И еще яростнее закрутил рубашкой над головой, словно давая понять, что у него по этому вопросу имеется твердое собственное мнение и никаким красноречием его не изменить.
-— Не выходит, милый братец,— ответил Таурас.— И кончай махать, ладно, не буду больше курить в комнате...
— Это почему же не выходит? — Вайдас, сердито сопя, остановился перед Таурасом, обнаженный до пояса, с трудом сдерживая желание взять за грудки своего дорогого старшего братца.— Только, пожалуйста, откровенно...
— Потому, что я не могу ее обеспечить,— протянул Таурас.— Бывает такое, не доводилось слышать? Молодой здоровый мужчина, а не может... И ей стыдно, и мне.
— Врешь ты все! — Вайдас швырнул рубашку на диван.— Я ее не хуже тебя знаю! Разве она требует невозможного?
— Именно это страшнее всего — не требует,— усмехнулся Таурас.
— Не ухмыляйся, я не дурачок! — Вайдас нырнул в свою половину, чтобы не видеть снисходительной улыбки брата.— Шел бы на завод! Я вон куда больше, чем ты, зарабатываю и не извожусь так.
— Не всем же вкалывать на заводе, малыш,— услышал он вялый ответ Таураса.
Вайдас высунулся из-за шкафа и увидел, что брат сосредоточенно чистит ножиком ногти. Врезать бы
ему, этому артисту, как следует, вы только гляньте, какой титан мысли.
— Жизнь человека слишком коротка,— сдерживая нарастающее раздражение, сказал Вайдас,— чтобы жертвовать всем ради искусства.

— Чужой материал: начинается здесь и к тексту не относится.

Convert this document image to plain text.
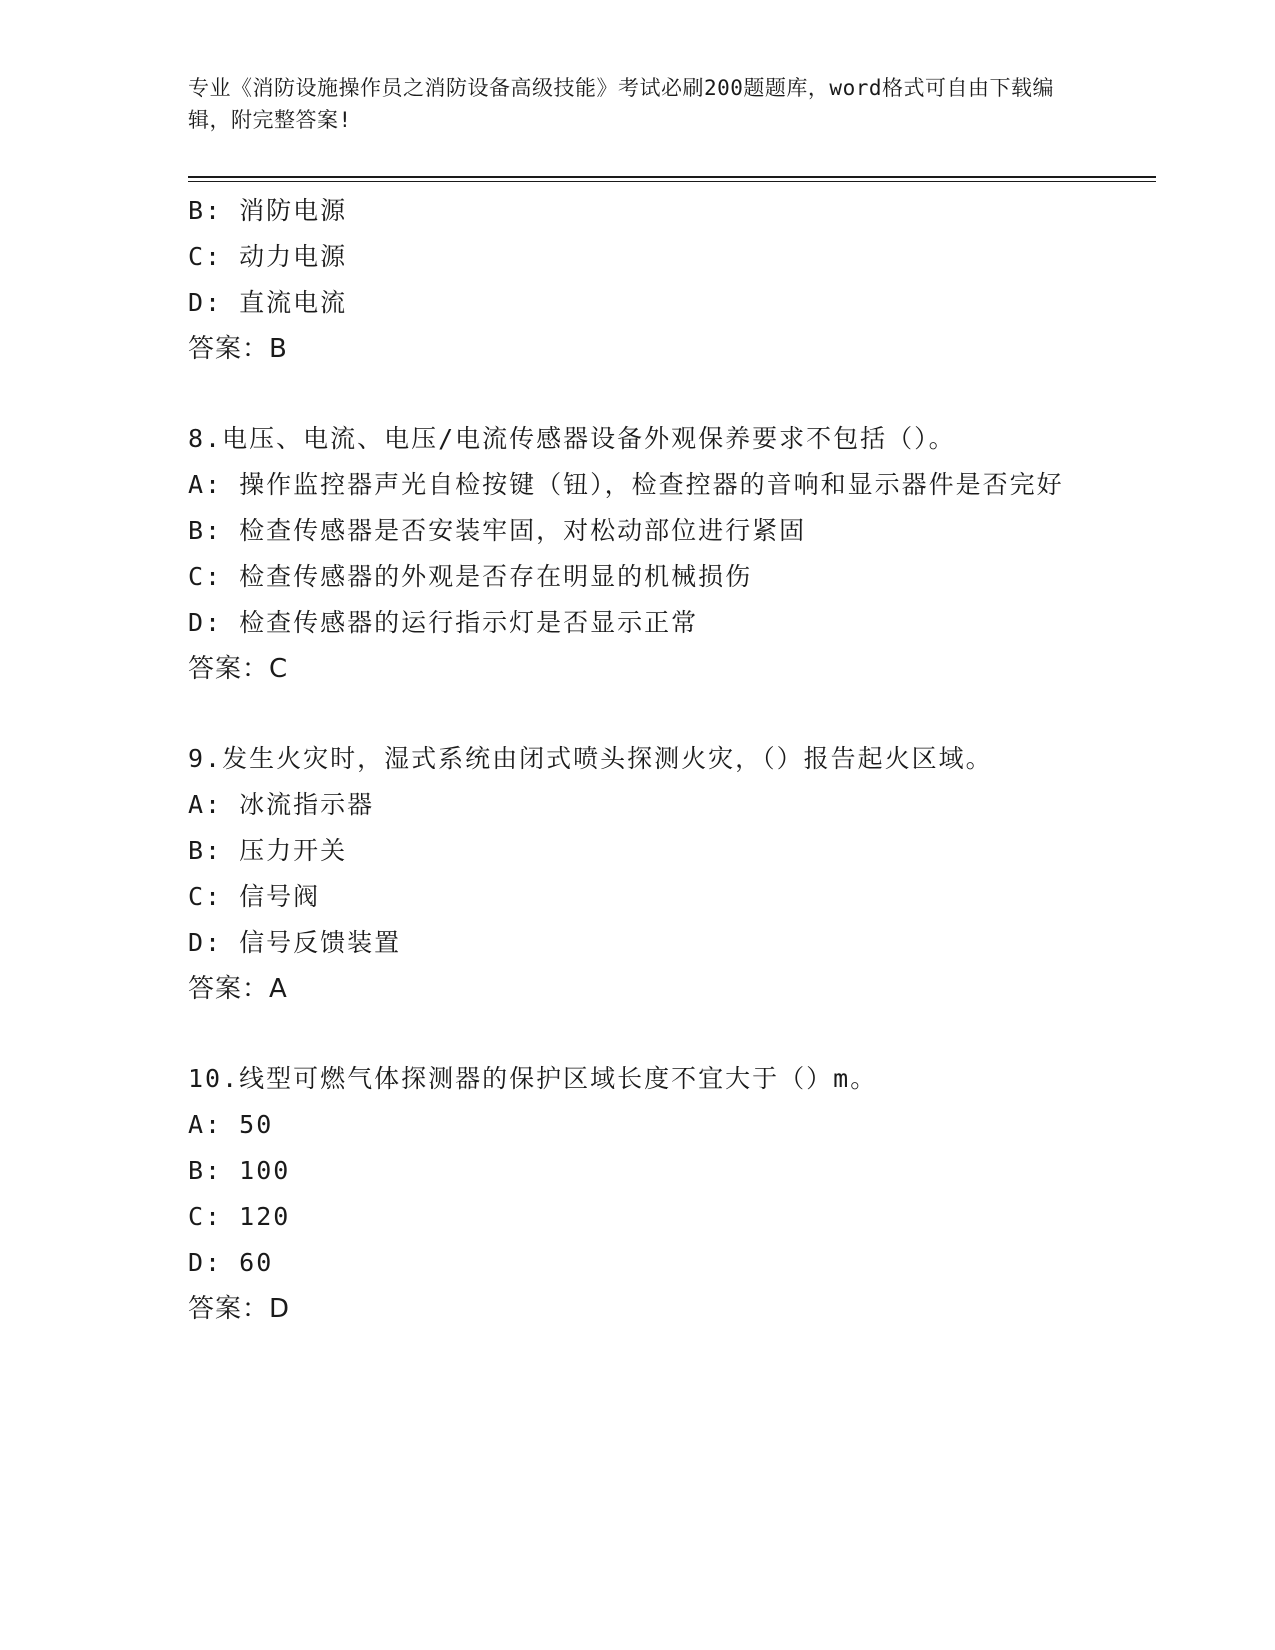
专业《消防设施操作员之消防设备高级技能》考试必刷200题题库，word格式可自由下载编辑，附完整答案!
B: 消防电源
C: 动力电源
D: 直流电流
答案：B
8.电压、电流、电压/电流传感器设备外观保养要求不包括（）。
A: 操作监控器声光自检按键（钮），检查控器的音响和显示器件是否完好
B: 检查传感器是否安装牢固，对松动部位进行紧固
C: 检查传感器的外观是否存在明显的机械损伤
D: 检查传感器的运行指示灯是否显示正常
答案：C
9.发生火灾时，湿式系统由闭式喷头探测火灾，（）报告起火区域。
A: 冰流指示器
B: 压力开关
C: 信号阀
D: 信号反馈装置
答案：A
10.线型可燃气体探测器的保护区域长度不宜大于（）m。
A: 50
B: 100
C: 120
D: 60
答案：D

— Чем это всем? — Светлые зайчики от лезвия бегали по лицу Таураса, и казалось, что губы вновь кривит улыбка.
— Да хотя бы близким человеком!
— Не городи глупостей. Сам придумал или тебе кто-то подсказал?
Вайдас понял, что разговор их становится Таурасу неинтересным, и решил поставить точку.
— Ясное дело, нечего мне тебя жалеть. Правильно отец говорит. Рвись на части, болей чужими болезнями, карабкайся на свои выдуманные горы, если по-другому не можешь... Только не знаю, кто эти твои муки оценит, кто вознаградит.
Таурас довольно долго молчал, послышалось, как щелкнула пружинка — закрыл лезвие ножика, а потом тихо позвал:
— Поди-ка сюда.
Вайдас увидел, что брат уже собирается уходить, надел пиджак и, хмуря брови, ощупывает карманы.
— Я хочу, чтобы ты понял одно, Вайдас,— быстро и без всякой злобы начал Таурас.— Никогда и ни перед кем не стану я извиняться, что такой, а не иной. За это заплачено сполна. А вознаграждения мне от тупиц и людей равнодушных не надо. Есть другие, которым моя работа нужна. Может, ты сомневаешься, что такие есть?
Он взглянул на часы и вышел из комнаты. Боится столкнуться с Юле, автоматически отметил Вайдас и вдруг услышал звенящую тишину.
Почему все они так жестоки, закусив губу, чтоб не разреветься, подумал он. Если я чего-то не понял или не так делаю, почему не скажут, не объяснят, а сразу тычут мордой об стол?